NTSB Narrative Summary Released at Completion of Accident
Cockpit voice recorder (CVR) information revealed that the flight crew began a personal conversation (that is, a conversation not pertinent to the operation of the airplane) during departure delay. The flight crewmembers continued the nonpertinent conversation throughout the entire taxi, which was not in accordance with company procedures and Federal regulations regarding sterile cockpit. CVR information also revealed that, although the flight crew completed all of the required checklist items during the taxi, each item was read and responded to in a very quick and routine manner.
About 1609, the captain called for flaps 20 and then for the Taxi checklist. Flight data recorder (FDR) data indicated that, 1 second later, the flaps moved from the flaps 0 to the flaps 8 position. Further, while conducting the checklist, the first officer stated, “flaps 8” and “eight degrees,” indicating that he had selected the flap handle to the flaps 8 position, not to the flaps 20 position as called for by the captain. However, the captain responded, “set” and “eight,” respectively, indicating that he did not notice the incorrect flap setting. The rapid and perfunctory manner in which the flight crew conducted the Taxi checklist resulted in the captain not visually comparing the airplane’s flap position with the aircraft communications addressing and reporting system data, which was his normal practice.
After rapidly completing the Taxi checklist, the flight crew continued the nonpertinent conversation until the captain called for the Before Takeoff checklist. After the flight crew rapidly conducted this checklist, without including a proper takeoff briefing, the flight was cleared for takeoff. The takeoff was normal until the airplane reached an airspeed of about 120 knots. At this time, FDR data showed the flaps beginning to move from the flaps 8 to the flaps 20 position. Shortly thereafter, the first officer stated, “V one [the takeoff decision speed],” which was 127 knots. The CVR then recorded the sound of the airplane master caution and flaps and spoilers configuration aural alerts. The captain initiated a rejected takeoff (RTO) about 5 seconds after he started moving the flaps and when the airplane was at an airspeed of about 140 knots, which was 13 knots above V1.
Bombardier computed the total distance required for the incident airplane to accelerate stop using data from the FAA-approved Airplane Flight Manual and the planned takeoff performance data (including configuration, weight, altitude, and reduced thrust takeoff). The calculations indicated that the airplane would have stopped about 5,730 feet from the beginning of the takeoff roll if the deceleration had been initiated at the planned V1 (127 knots). Given that the runway was 6,300 feet long and that FDR data indicated a normal deceleration during the RTO, sufficient runway distance would have existed for the airplane to stop on the runway surface if the captain had initiated the RTO immediately after he identified the misconfigured flap setting instead of reconfiguring the flaps. The captain should have called for an RTO as soon as he recognized the flaps were in the wrong position. As a result of the captain’s decision to attempt to reconfigure the flaps and delay the RTO, the airplane overran the runway end and entered the engineered materials arresting system (EMAS) at an airspeed of about 50 knots. The airplane stopped 128 feet into the EMAS arrestor bed with about 277 feet of arrestor bed remaining. Before the installation of the EMAS in September 2007, the runway end safety area for runway 23 was only 120 feet long. If this incident had occurred before the installation of the EMAS, the airplane most likely would have traveled beyond the length of the original safety area and off the steep slope immediately beyond its end.

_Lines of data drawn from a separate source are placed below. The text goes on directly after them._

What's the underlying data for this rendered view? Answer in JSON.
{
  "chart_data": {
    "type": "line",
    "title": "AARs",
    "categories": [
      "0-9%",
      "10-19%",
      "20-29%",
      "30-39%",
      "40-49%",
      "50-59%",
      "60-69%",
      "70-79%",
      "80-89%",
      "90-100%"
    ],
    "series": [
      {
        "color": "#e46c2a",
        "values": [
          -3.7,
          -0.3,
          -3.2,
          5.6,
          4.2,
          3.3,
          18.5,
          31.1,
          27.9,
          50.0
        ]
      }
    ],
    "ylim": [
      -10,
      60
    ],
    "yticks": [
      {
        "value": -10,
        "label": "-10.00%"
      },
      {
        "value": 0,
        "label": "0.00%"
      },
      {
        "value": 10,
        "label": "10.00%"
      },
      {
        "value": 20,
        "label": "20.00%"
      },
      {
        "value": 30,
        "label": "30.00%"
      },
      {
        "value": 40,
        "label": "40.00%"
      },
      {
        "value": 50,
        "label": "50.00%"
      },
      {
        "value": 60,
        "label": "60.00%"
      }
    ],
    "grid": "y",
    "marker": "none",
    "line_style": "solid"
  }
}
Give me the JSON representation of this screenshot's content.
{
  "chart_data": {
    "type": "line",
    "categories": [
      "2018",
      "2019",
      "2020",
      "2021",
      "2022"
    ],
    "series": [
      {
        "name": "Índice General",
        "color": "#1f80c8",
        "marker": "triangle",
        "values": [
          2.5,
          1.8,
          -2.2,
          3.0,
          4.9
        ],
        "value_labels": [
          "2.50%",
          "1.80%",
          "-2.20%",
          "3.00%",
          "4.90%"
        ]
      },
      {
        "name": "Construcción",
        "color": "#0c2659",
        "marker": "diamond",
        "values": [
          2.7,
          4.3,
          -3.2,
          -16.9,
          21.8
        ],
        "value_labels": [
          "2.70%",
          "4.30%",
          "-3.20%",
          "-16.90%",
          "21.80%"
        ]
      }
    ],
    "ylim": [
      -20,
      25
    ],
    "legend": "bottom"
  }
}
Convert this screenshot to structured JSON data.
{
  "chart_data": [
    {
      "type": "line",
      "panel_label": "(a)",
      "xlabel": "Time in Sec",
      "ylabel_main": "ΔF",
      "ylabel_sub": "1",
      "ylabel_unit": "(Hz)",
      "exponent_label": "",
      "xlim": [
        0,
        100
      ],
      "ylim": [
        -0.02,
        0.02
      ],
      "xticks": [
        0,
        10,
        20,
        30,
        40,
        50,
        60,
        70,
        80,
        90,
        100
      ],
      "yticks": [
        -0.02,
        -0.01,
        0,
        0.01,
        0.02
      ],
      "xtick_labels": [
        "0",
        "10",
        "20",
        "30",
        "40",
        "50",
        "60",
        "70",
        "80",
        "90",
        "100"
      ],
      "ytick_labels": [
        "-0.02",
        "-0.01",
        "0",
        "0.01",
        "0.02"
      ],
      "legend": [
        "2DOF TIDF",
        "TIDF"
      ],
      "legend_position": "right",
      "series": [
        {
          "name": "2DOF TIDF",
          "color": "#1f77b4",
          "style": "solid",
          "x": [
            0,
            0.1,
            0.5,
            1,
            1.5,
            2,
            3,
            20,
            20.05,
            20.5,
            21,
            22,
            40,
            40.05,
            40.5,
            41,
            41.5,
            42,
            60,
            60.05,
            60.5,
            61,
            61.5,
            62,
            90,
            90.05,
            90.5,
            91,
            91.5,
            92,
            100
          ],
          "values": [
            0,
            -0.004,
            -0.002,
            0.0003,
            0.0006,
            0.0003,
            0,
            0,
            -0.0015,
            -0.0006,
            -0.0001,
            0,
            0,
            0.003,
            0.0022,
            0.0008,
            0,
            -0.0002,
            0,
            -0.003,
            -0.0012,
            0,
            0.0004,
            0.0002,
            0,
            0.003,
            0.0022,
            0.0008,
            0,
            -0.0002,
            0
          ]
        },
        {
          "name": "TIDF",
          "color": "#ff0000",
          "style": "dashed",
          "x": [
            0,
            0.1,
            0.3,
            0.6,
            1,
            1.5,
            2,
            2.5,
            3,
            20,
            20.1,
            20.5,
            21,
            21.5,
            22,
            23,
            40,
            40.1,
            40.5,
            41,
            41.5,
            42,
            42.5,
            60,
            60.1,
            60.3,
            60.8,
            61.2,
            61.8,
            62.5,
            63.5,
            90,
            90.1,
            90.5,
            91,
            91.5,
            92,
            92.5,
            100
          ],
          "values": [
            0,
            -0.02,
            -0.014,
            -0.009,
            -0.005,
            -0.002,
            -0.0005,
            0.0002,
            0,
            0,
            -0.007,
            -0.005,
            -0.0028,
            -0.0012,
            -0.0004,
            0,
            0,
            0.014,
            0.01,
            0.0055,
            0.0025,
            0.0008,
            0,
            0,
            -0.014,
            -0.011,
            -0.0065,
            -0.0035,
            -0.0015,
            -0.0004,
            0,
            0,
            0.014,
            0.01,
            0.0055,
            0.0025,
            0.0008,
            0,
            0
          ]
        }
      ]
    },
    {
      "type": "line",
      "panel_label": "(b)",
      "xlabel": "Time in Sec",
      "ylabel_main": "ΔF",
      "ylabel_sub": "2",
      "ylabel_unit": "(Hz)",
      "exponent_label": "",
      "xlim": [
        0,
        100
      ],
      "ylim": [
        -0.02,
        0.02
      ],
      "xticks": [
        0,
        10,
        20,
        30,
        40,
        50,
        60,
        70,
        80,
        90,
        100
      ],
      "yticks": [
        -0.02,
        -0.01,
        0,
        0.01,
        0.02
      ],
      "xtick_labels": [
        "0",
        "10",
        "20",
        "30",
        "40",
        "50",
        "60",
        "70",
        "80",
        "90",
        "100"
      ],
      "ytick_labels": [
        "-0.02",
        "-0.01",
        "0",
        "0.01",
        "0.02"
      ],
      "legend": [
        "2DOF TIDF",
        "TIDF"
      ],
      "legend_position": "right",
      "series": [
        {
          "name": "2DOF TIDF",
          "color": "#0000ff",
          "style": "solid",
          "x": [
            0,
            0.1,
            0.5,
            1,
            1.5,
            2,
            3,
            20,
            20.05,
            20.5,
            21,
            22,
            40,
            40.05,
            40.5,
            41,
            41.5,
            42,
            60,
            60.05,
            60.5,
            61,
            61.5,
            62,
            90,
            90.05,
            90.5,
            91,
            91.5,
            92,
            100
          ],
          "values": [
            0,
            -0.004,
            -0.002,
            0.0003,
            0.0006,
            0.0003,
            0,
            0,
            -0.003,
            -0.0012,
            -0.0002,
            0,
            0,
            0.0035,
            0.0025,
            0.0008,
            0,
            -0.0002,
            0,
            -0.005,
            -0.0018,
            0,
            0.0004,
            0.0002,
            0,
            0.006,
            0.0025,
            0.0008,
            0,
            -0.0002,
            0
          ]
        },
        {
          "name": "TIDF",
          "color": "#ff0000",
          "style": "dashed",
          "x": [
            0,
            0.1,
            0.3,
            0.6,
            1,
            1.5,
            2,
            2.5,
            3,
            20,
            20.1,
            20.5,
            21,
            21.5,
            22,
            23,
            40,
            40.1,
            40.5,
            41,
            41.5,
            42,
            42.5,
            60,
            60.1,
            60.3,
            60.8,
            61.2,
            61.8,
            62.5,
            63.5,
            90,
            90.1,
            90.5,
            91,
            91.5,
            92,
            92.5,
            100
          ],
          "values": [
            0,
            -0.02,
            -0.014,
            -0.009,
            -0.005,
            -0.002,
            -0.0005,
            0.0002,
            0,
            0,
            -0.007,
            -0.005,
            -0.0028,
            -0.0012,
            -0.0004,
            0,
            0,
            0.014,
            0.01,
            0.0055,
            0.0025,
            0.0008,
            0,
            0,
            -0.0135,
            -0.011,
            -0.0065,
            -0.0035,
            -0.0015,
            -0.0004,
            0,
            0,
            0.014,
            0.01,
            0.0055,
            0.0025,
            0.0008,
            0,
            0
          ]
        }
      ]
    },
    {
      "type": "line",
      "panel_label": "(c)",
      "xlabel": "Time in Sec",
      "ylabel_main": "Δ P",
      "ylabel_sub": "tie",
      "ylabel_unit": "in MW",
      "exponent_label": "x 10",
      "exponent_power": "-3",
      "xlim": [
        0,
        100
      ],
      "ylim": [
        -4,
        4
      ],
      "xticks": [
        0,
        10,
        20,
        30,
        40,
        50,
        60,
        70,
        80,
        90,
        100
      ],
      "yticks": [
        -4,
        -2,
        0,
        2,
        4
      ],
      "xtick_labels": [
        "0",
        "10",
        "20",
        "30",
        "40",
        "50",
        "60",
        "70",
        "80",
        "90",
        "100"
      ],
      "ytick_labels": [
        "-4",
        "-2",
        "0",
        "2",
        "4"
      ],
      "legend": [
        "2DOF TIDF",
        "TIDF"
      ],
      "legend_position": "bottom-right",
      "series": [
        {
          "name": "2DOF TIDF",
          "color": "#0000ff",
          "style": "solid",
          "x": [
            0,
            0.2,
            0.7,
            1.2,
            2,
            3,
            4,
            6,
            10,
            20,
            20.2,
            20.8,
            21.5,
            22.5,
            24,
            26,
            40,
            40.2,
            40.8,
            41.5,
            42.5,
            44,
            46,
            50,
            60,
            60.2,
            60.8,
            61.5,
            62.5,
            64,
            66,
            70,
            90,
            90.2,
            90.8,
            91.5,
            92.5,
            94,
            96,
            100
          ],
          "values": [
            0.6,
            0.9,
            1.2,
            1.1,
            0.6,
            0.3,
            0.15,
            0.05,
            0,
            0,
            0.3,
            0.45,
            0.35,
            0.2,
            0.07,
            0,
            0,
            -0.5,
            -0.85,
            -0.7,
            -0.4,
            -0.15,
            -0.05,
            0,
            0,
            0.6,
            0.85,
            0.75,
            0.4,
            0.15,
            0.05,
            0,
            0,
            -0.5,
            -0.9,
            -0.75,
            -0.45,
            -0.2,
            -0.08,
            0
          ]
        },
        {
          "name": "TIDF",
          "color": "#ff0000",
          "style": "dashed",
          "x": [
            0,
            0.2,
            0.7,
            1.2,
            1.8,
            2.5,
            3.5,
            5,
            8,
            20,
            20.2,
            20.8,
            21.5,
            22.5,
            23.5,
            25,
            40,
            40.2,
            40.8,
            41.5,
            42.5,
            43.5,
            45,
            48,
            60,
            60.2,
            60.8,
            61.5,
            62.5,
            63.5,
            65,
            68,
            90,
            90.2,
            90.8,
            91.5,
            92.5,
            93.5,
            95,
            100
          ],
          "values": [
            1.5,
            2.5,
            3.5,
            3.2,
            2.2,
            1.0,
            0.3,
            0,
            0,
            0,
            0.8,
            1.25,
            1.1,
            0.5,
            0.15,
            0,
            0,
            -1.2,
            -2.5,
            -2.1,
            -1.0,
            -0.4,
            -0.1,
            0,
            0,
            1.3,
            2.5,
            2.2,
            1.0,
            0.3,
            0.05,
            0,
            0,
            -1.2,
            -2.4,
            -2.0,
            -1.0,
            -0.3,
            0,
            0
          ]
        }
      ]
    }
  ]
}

NTSB Probable Cause Narrative
(1) The flight crewmembers’ unprofessional behavior, including their nonadherence to sterile cockpit procedures by engaging in nonpertinent conversation, which distracted them from their primary flight-related duties and led to their failure to correctly set and verify the flaps; (2) the captain’s decision to reconfigure the flaps during the takeoff roll instead of rejecting the takeoff when he first identified the misconfiguration, which resulted in the rejected takeoff beginning when the airplane was about 13 knots above the takeoff decision speed and the subsequent runway overrun; and (3) the flight crewmembers’ lack of checklist discipline, which contributed to their failure to detect the incorrect flap setting before initiating the takeoff roll. Contributing to the survivability of this incident was the presence of an engineered materials arresting system beyond the runway end.